A Catholic Convert in Ottawa

A Season of Giving

Posted on: December 2, 2013

In December, our society promotes excess and charity all at once.

On the one hand, we have all forms of advertising encouraging us to “Buy! Buy! Buy!” all the wonderful items stores have in stock for the holiday season, ranging from food and décor items to gifts for others to things we should treat ourselves to.

On the other hand, in this season of giving, we’re encouraged to give to those less fortunate—to contribute to food banks and food hampers, to charities that support families or the homeless or that target a particular disease, or to international aid organizations, for example. In short, we’re asked to give in a way that shows love not only for our family and friends but also for our neighbours, wherever they may be.

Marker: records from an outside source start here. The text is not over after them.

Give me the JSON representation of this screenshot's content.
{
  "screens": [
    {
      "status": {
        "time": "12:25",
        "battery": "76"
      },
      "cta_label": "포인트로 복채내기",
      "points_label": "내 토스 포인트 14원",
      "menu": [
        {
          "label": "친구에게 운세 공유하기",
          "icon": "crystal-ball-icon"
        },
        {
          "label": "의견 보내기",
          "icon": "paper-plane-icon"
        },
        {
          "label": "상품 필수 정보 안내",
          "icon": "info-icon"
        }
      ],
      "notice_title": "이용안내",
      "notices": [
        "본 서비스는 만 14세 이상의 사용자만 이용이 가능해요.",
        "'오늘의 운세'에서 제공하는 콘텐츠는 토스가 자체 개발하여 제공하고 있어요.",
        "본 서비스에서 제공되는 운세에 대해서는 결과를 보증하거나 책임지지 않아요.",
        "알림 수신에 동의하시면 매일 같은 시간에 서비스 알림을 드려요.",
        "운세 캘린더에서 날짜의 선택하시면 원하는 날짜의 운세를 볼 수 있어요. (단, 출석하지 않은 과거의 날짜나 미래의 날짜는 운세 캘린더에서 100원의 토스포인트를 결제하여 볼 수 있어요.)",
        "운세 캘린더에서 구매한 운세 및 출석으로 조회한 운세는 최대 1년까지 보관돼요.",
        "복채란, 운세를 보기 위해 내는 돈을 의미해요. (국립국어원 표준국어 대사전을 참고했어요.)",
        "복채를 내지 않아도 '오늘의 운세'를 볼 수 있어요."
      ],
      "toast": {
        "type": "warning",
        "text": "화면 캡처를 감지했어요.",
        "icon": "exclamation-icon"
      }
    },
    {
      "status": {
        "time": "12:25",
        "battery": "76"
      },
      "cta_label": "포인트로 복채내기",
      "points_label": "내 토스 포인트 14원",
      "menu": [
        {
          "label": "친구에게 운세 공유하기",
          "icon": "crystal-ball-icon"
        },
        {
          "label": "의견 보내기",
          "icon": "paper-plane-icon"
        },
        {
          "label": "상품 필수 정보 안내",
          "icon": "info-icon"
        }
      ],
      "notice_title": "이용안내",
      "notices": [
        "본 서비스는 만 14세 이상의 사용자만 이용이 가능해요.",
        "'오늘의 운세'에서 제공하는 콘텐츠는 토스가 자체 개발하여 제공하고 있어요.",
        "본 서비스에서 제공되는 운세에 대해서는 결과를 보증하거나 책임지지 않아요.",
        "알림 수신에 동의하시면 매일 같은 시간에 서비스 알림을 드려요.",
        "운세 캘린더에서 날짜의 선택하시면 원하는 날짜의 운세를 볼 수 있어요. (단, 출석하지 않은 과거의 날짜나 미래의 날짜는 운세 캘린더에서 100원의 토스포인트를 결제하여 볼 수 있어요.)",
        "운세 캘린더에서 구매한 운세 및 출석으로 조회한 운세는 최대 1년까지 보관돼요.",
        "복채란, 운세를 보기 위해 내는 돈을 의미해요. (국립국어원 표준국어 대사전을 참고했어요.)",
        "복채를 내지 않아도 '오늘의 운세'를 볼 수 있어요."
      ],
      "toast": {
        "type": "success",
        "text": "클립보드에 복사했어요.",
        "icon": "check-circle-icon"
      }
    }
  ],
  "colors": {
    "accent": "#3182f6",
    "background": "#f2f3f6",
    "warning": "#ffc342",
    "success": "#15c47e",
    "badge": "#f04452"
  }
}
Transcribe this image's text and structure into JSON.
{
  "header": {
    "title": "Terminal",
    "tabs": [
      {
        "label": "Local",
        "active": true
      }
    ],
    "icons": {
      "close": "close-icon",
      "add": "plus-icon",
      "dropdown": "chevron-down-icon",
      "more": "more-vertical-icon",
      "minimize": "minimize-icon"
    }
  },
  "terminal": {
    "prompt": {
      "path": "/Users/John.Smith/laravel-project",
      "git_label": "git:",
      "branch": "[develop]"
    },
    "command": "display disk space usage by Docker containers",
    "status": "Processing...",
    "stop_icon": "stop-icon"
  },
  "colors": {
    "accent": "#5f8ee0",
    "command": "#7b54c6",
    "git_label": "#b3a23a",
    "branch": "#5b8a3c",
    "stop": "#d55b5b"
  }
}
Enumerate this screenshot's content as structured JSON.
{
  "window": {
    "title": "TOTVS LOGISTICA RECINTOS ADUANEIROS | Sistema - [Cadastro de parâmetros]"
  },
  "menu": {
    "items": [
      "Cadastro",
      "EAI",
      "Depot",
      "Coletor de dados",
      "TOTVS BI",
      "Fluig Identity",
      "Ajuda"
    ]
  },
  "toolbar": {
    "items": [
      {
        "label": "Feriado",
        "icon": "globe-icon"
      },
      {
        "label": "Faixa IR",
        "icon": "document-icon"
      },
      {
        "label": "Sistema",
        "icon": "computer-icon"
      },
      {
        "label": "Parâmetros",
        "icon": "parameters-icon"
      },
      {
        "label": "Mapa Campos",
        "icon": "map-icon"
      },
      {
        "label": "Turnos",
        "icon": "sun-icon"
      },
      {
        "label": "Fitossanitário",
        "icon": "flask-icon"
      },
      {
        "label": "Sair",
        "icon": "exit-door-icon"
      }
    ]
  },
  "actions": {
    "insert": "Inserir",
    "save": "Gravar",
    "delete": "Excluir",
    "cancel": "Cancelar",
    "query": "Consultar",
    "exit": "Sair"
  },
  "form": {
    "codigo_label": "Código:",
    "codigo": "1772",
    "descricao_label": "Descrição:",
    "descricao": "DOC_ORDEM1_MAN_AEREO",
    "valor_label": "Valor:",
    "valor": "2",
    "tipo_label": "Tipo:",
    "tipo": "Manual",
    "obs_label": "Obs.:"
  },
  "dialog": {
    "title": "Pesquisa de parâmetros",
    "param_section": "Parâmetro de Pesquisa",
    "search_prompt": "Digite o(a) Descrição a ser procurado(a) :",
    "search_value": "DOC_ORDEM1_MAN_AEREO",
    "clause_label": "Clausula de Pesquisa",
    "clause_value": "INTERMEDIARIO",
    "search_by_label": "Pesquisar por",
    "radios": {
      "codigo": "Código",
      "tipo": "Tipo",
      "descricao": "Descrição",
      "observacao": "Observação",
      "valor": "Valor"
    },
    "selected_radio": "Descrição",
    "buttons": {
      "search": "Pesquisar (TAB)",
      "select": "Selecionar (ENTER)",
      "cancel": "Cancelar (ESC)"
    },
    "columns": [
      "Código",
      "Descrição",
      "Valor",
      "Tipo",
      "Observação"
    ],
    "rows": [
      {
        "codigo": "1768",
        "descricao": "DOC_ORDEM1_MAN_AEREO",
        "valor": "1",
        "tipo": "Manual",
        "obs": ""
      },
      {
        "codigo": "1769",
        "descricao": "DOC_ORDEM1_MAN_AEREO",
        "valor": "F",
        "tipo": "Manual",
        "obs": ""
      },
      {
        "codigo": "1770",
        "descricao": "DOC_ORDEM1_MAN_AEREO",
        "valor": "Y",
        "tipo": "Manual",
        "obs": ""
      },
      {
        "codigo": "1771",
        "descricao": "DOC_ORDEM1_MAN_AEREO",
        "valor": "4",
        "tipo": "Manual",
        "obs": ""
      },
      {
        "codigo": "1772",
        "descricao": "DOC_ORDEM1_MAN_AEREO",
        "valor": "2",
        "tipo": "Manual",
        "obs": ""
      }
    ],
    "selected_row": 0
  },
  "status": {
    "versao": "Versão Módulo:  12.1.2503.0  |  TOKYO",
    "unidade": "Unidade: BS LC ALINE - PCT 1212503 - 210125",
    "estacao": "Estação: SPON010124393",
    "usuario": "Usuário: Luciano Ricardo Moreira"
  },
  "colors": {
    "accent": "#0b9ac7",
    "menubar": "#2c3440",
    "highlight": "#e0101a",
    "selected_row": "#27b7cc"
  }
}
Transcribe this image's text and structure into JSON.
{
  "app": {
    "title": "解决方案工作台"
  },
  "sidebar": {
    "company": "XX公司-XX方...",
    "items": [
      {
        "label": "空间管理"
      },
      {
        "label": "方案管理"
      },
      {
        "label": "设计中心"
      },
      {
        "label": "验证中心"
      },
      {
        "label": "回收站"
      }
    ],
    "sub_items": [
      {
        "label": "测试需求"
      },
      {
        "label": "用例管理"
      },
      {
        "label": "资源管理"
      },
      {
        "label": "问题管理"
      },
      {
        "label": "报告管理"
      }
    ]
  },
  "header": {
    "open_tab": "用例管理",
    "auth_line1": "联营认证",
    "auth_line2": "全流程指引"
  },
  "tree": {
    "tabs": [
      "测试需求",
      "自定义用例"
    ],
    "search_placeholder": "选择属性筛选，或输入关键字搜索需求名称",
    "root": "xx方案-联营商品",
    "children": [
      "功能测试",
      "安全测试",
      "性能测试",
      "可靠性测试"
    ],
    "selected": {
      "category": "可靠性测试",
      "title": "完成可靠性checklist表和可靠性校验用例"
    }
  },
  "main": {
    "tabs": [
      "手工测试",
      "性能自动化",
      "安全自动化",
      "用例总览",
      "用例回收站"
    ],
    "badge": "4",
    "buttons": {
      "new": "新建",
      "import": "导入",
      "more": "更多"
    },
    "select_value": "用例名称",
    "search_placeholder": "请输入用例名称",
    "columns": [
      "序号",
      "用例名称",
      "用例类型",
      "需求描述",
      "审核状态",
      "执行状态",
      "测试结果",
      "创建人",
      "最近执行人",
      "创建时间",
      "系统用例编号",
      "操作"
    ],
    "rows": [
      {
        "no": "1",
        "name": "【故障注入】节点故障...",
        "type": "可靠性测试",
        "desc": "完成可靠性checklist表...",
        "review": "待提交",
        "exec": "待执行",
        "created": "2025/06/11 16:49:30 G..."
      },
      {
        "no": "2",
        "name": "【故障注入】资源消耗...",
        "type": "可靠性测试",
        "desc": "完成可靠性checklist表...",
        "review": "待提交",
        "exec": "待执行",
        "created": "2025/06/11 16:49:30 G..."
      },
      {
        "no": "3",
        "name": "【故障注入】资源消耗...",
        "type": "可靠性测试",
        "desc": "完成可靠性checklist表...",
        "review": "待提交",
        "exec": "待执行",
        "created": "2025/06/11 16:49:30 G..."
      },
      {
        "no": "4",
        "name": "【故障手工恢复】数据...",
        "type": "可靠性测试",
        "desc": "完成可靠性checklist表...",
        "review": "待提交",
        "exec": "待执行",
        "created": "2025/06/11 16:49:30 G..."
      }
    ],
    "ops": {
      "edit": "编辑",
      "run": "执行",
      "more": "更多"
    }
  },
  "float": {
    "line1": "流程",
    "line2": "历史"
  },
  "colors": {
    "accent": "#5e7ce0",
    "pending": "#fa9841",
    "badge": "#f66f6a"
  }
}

Giving to others gives us the chance to show generosity, thoughtfulness and creativity. I love giving people just what they wanted and surprising them with thoughtful gifts, homemade or not. But that giving should not put us into credit-card debt or mean we’re knee-deep in wrapping paper on Christmas morning.

And we can bring together giving to others and giving to charity: we can give someone the opportunity to provide a microloan or the gift of livestock, school supplies, medical care, and so on, to someone in another country through an international aid organization. Or we can make a donation to a charity in honour of that person.

As we plan our family and charitable giving, we need to remember—as our priest reminded us during his homily yesterday—that we should not become so caught up in our material preparations for Christmas that we forget about our spiritual preparations. So we read in The Confirmed Catholic’s Companion: A Guide to Abundant Living by Mary Kathleen Glavich, SND:

It’s hard to live the four weeks of Advent as they are intended—as a season of quiet joy and anticipation. During Advent we ponder the comings of Jesus in history (Bethlehem), in mystery (everyday in the Eucharist), and in majesty (at the end of time).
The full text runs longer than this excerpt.